Il presidente del Consiglio annuncia di aver raggiunto un accordo con i suoi vice su come destinare «le maggiore risorse» di bilancio. E fa un elenco di cinque punti: 1) sostegno alle pensioni più basse, ai precari e riforma degli ammortizzatori sociali per chi ha perso il lavoro; 2) infrastrutture; 3) ricerca; 4) piano casa, «che verrà esaminato in un prossimo Consiglio dei ministri»; 5) politiche a sostegno delle famiglie.
Queste misure - spiega Prodi - entreranno a far parte del Dpef, che verrà approvato «dal Consiglio dei ministri del 28 giugno». Mentre per quanto riguarda il rinnovo del contratto degli statali - aggiunge il premier - «convocheremo, al loro rientro da Siviglia, i sindacati a cui illustreremo le nostre proposte».
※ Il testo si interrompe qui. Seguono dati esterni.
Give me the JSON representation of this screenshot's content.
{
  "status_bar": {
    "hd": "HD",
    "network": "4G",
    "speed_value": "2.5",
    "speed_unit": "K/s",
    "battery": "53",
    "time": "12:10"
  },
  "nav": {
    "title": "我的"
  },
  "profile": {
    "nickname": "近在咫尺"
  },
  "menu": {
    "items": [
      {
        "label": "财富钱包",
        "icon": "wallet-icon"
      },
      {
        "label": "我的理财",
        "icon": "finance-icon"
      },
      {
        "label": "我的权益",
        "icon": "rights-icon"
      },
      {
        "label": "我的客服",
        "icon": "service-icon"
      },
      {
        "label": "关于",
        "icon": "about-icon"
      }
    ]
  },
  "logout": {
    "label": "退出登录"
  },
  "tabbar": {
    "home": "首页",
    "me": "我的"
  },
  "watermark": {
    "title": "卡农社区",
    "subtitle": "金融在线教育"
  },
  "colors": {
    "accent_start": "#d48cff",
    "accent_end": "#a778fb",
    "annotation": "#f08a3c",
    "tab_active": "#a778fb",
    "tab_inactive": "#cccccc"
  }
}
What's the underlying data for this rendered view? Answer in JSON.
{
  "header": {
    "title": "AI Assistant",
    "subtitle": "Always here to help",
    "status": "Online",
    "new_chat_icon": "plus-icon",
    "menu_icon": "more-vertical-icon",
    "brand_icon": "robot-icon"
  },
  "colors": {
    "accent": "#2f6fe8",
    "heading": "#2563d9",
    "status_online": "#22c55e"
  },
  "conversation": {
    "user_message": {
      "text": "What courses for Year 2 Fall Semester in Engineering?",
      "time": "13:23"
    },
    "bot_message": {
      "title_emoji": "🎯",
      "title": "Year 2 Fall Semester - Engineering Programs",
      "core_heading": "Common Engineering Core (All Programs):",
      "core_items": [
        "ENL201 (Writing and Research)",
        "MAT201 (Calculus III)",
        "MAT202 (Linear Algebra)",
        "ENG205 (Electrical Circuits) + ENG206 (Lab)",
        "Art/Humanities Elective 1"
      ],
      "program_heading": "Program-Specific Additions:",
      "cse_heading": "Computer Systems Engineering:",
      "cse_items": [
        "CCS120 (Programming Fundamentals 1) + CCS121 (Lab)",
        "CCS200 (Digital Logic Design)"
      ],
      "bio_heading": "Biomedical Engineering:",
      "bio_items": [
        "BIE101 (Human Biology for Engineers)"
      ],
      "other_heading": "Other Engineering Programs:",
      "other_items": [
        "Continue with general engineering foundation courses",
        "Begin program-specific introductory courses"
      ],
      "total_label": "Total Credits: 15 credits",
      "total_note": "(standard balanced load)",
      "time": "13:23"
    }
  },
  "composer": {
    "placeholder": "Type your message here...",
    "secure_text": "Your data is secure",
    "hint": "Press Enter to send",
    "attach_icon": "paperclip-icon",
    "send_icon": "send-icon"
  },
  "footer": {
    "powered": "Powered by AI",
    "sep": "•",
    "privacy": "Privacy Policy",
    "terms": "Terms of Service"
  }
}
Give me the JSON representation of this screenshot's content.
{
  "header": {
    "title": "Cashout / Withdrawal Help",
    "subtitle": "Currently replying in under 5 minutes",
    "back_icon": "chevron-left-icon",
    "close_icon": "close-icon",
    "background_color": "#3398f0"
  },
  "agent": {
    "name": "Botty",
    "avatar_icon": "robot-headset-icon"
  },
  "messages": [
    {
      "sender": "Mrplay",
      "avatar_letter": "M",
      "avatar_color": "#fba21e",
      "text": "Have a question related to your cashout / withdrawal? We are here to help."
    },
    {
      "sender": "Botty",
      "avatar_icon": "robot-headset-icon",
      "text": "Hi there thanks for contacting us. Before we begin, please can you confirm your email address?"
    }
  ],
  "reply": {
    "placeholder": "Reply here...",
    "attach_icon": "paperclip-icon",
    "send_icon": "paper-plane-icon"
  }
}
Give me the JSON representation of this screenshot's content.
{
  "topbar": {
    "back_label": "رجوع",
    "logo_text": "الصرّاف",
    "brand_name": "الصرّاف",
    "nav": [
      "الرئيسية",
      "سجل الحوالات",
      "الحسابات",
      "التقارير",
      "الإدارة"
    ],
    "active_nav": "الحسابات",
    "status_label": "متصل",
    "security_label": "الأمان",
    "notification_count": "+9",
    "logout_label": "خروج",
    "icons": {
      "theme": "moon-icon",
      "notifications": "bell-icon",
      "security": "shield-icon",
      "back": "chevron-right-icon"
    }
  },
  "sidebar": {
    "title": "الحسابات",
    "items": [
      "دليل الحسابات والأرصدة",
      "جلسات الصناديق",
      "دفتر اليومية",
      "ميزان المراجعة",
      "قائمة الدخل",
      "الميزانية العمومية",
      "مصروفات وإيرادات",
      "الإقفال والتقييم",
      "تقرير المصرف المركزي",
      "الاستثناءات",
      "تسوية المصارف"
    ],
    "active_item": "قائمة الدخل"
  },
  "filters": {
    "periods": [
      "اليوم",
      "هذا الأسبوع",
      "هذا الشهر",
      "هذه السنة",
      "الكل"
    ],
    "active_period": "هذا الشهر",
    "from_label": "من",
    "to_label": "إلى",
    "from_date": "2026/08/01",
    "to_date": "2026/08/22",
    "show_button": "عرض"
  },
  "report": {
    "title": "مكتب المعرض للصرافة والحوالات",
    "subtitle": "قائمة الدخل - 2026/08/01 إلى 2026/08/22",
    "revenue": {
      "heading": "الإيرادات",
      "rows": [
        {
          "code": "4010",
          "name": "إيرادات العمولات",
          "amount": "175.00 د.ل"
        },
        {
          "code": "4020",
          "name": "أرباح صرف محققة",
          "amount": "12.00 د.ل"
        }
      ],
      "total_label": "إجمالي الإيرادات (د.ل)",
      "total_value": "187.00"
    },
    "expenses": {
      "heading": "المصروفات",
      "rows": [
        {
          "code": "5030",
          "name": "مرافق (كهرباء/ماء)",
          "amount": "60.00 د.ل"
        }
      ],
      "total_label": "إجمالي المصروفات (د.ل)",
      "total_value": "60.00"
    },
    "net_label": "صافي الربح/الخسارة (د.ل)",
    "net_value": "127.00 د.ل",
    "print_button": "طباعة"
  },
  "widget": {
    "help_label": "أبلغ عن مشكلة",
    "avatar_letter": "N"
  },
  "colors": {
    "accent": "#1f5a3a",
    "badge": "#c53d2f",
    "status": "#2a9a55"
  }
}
Fin qui le parole pronunciate dal presidente del Consiglio. Ma quel che contano sono i silenzi. Le cinque misure a cui verrà destinato il «tesoretto» entreranno, quindi, a far parte del Dpef (Documento di programmazione economica e finanziaria). Ma il Dpef disegna il profilo dei conti pubblici su cui verrà elaborata la legge finanziaria. Però del 2008. In altre parole, le cinque misure tratteggiate dal premier finiranno nella Finanziaria del prossimo anno; e saranno, pertanto, fruibili a partire dal 1° gennaio 2008.
Altro silenzio di Prodi. A quanto ammontano le risorse a disposizione? «Vedremo», risponde. Sembra, infatti, che per vincere le resistenze di D’Alema e Rutelli ad accogliere una dilazione al prossimo anno della restituzione del «tesoretto», il premier abbia fatto uscire dal cilindro due argomenti.
Il primo, caldeggiato da Padoa-Schioppa: la Commissione europea, applicando il Patto di stabilità, considera che ogni euro di maggior gettito debba andare a riduzione del deficit. Insomma, il «tesoretto» di quest’anno deve andare a riduzione dell’indebitamento: tant’è che la commissione prevede per quest’anno un deficit al 2,1%, che sconta la contabilizzazione dell’extragettito. Il secondo. Da calcoli più approfonditi fatti dal ministero dell’Economia sembra che il maggior gettito disponibile non sia di 10 miliardi di euro (7,5 destinati a riduzione del deficit tendenziale del 2008, e 2,5 miliardi che finora hanno rappresentato il «tesoretto»), ma sia più alto.
C’è chi ipotizza che Prodi - su indicazione di Padoa-Schioppa - abbia fatto capire che l’extragettito ammonti a 12 miliardi di euro. Di questi, sempre 7,5 (pari allo 0,5% del pil: la manovra chiesta dall’Ue) destinati a riduzione del deficit. Ne rimarrebbero a questo punto, non più 2,5; bensì 4 miliardi. Di fronte a questo improvviso (e inaspettato) aumento di risorse, sia Rutelli sia D’Alema hanno preferito non commentare. Anche perché, viste le dimensioni del nuovo «tesoretto» potrebbero anche emergere le risorse per il rinnovo dei contratti degli statali. Con un particolare. Come più volte sostenuto da Padoa-Schioppa, qualunque sia l’esatto ammontare dell’extragettito, questo potrà essere «fotografato» dalla finanza pubblica soltanto in giugno con il Bilancio d’assestamento. E solo dopo essere stato contabilizzato potrà - eventualmente - essere speso. Le elezioni, però, sono domenica prossima. Da qui, i continui annunci di Prodi sull’economia. L’obbiettivo del premier è far capire ai sindacati che le risorse per il rinnovo del contratto ci sono. Ma che devono aspettare altri sei mesi. Oppure può arrivare un decreto da agganciare alla Finanziaria (il 30 settembre), per garantire un acconto sul contratto con la tredicesima di quest’anno.
Negative le prime reazioni degli alleati di governo. Capezzone (Rnp) parla di «esiti quanto meno vaghi» del vertice mentre Diliberto (Pdci) confessa la sua «grande delusione» e avverte: o si decide insieme «o non voteremo niente».

Cauti i sindacati: «Valuteremo le proposte del governo quando il quadro sarà più chiaro».